In light of the COVID-19 emergency, almost the entire planet has been forced to use remote instruction in one way or another. Ecuador was not an exception; in the second week of March, students were sent home to continue with their education with whatever resources schools could come up with—within hours.
Throughout this process, we have seen a great deal of creativity and experimentation. Teachers have produced a variety of activities, from synchronous video conferences to asynchronous home videos to explain lessons; students have started chats and forums; publishers have freed up materials; and even administrators have rolled up their sleeves to reach everyone in the school. Every actor in education has participated with their two cents.
Metacognition and Online Learning
Despite the adversity, I find hope for better days in the learning process. About 4 years ago, I was part of a research project with a colleague to understand the viewpoint of Ecuadorian EFL students toward online English classes. We discovered students did not believe in the effectiveness of learning a foreign language online. Upon further study, we determined that one of the reasons for their suspicion of online learning was the lack of metacognitive skills in the average Ecuadorian student.
As students lack the proper skills and resources to solve academic challenges independently, the most common feeling associated with online learning has been frustration. This, in some cases, is escalated to students’ lack of desire to self-monitor their own learning process. In other words, some students do not care whether they learn and believe acquisition can only happen under the supervision of a “real” teacher and not by their own efforts.
Autonomous learning has yet to be incorporated fully in daily lesson planning in Ecuador. Despite the many hours of professional development, new syllabi, and curricula implemented by authorities and teacher trainers, many classes are still unidirectional and teacher-centered. Consequently, students rely heavily on what was said and decided on by the teacher in the classroom. However, the COVID-19 emergency arose and gave us all a second chance to think—to literally sit down at home and rethink the way we approach teaching and learning.
Learning Online: Learners in Control
The beauty of what is happening right now in countries like Ecuador is that educators are being forced to let the students decide what and how to learn. For example, teachers are now choosing the channels of communication based on their students’ needs. Many teachers have had to use or learn how to use resources, such as WhatsApp, Google Hangouts, and others, to reach their students more effectively.
Another example is that students have been asked by their teachers to review and prepare subject material outside of the class and then present it in the next session, which has given the students the opportunity to exercise their own strategies to understand the subject before the teacher presents the material to them. Remote instruction has provided the artillery for the learners to take further control of their learning:
Uncurated content: Students are using resources such as apps, learning management systems, and video conferencing to access uncurated content that otherwise would have been already digested by their instructors.
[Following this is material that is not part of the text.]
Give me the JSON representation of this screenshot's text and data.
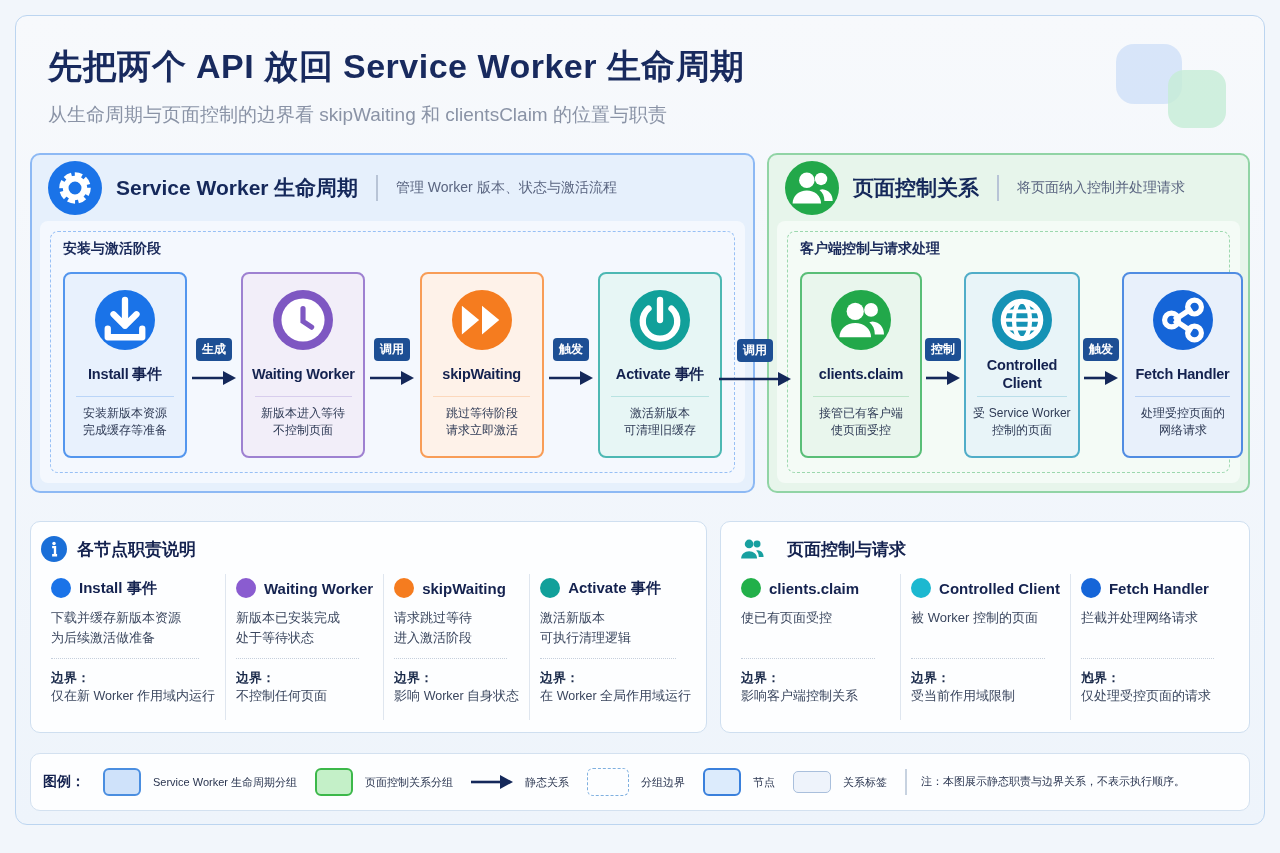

Self-directed learning: Students are being given the power to manipulate their own learning material. For one of the first times in the students’ learning process, they have the chance to navigate multidirectionally throughout the class. Learners are hopscotching from exercise to exercise, rewatching videos as needed, asking their teachers for help in private chats, and creating digital content, which is migrating their learning from the four walls of the classroom to the outside world.
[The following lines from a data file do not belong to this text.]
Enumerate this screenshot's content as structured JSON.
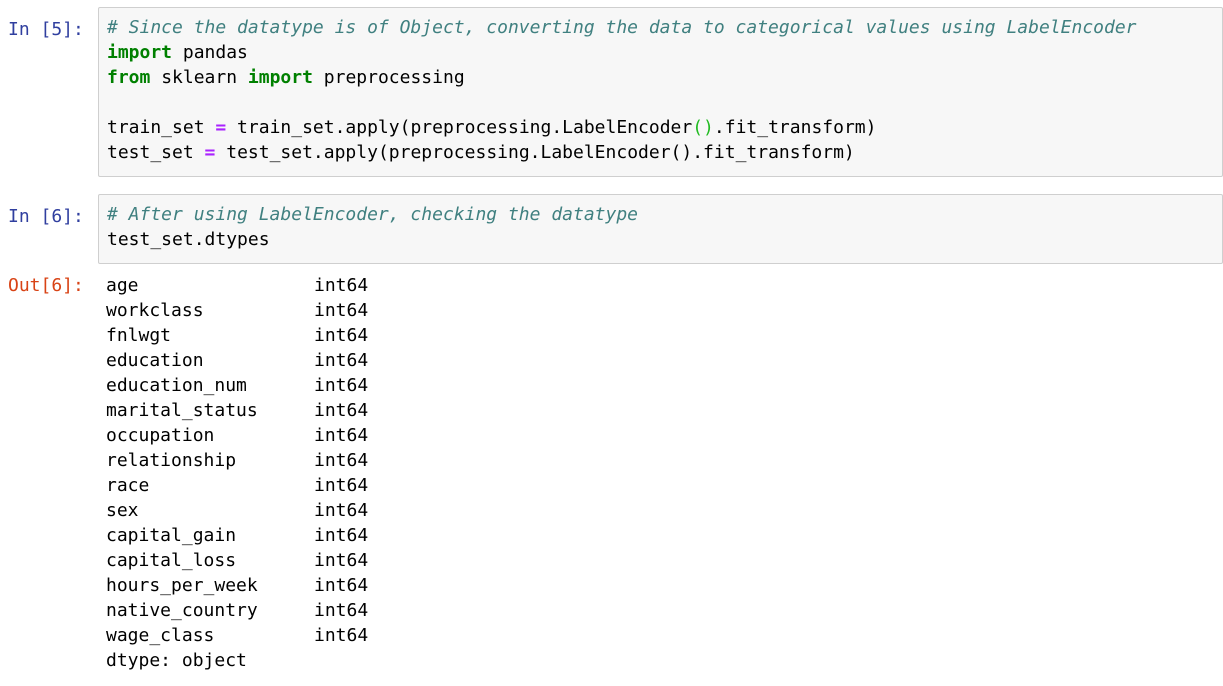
{
  "cells": [
    {
      "prompt": "In [5]:",
      "lines": [
        [
          {
            "t": "cm",
            "v": "# Since the datatype is of Object, converting the data to categorical values using LabelEncoder"
          }
        ],
        [
          {
            "t": "kw",
            "v": "import"
          },
          {
            "t": "",
            "v": " pandas"
          }
        ],
        [
          {
            "t": "kw",
            "v": "from"
          },
          {
            "t": "",
            "v": " sklearn "
          },
          {
            "t": "kw",
            "v": "import"
          },
          {
            "t": "",
            "v": " preprocessing"
          }
        ],
        [
          {
            "t": "",
            "v": ""
          }
        ],
        [
          {
            "t": "",
            "v": "train_set "
          },
          {
            "t": "op",
            "v": "="
          },
          {
            "t": "",
            "v": " train_set.apply(preprocessing.LabelEncoder"
          },
          {
            "t": "paren-match",
            "v": "()"
          },
          {
            "t": "",
            "v": ".fit_transform)"
          }
        ],
        [
          {
            "t": "",
            "v": "test_set "
          },
          {
            "t": "op",
            "v": "="
          },
          {
            "t": "",
            "v": " test_set.apply(preprocessing.LabelEncoder().fit_transform)"
          }
        ]
      ]
    },
    {
      "prompt": "In [6]:",
      "lines": [
        [
          {
            "t": "cm",
            "v": "# After using LabelEncoder, checking the datatype"
          }
        ],
        [
          {
            "t": "",
            "v": "test_set.dtypes"
          }
        ]
      ]
    }
  ],
  "output": {
    "prompt": "Out[6]:",
    "rows": [
      {
        "name": "age",
        "dtype": "int64"
      },
      {
        "name": "workclass",
        "dtype": "int64"
      },
      {
        "name": "fnlwgt",
        "dtype": "int64"
      },
      {
        "name": "education",
        "dtype": "int64"
      },
      {
        "name": "education_num",
        "dtype": "int64"
      },
      {
        "name": "marital_status",
        "dtype": "int64"
      },
      {
        "name": "occupation",
        "dtype": "int64"
      },
      {
        "name": "relationship",
        "dtype": "int64"
      },
      {
        "name": "race",
        "dtype": "int64"
      },
      {
        "name": "sex",
        "dtype": "int64"
      },
      {
        "name": "capital_gain",
        "dtype": "int64"
      },
      {
        "name": "capital_loss",
        "dtype": "int64"
      },
      {
        "name": "hours_per_week",
        "dtype": "int64"
      },
      {
        "name": "native_country",
        "dtype": "int64"
      },
      {
        "name": "wage_class",
        "dtype": "int64"
      }
    ],
    "footer": "dtype: object"
  },
  "colors": {
    "prompt_in": "#303f9f",
    "prompt_out": "#d84315",
    "comment": "#408080",
    "keyword": "#008000",
    "operator": "#aa22ff",
    "cell_background": "#f7f7f7",
    "cell_border": "#cfcfcf"
  }
}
Increased critical and creative thinking: There has been an explosion of critical thinking and creativity from the learners’ side. Suddenly, students have discovered that learning is not limited to “school” activities, but that it can be created through one’s own effort.
Without realizing, students are slowly becoming autonomous learners.
How We Can Continue Encouraging Autonomous Online Learning
As teachers are becoming more proficient in the use of distance learning technology, their perspective toward innovation as a source of engagement is changing in a positive way. For example, polls in video conference platforms like Webex, Google Meet, or Zoom have given a fresh alternative to collecting students’ feedback in real time. I don’t doubt that in the future we will see more digital surveys in the classroom even if the class is no longer remote.
Learners still have a long way before they can be considered sufficiently autonomous, but some steps have been taken in the right direction. Students have found their own language apps, such as Duolingo or Tinycards, and video tutorials, like the BBC Learning English Channel, to support their at-home learning tasks. If teachers become aware of what has been achieved and continue handing over portions of the learning process to their students, more independent learners will emerge.
There has been a great deal of upheaval in the lives of students and teachers all over the world as a result of the COVID-19 pandemic. However, I like to think that my students’ futures will be more analytical, and better, thanks to the fact that we are being tested right now with this crisis.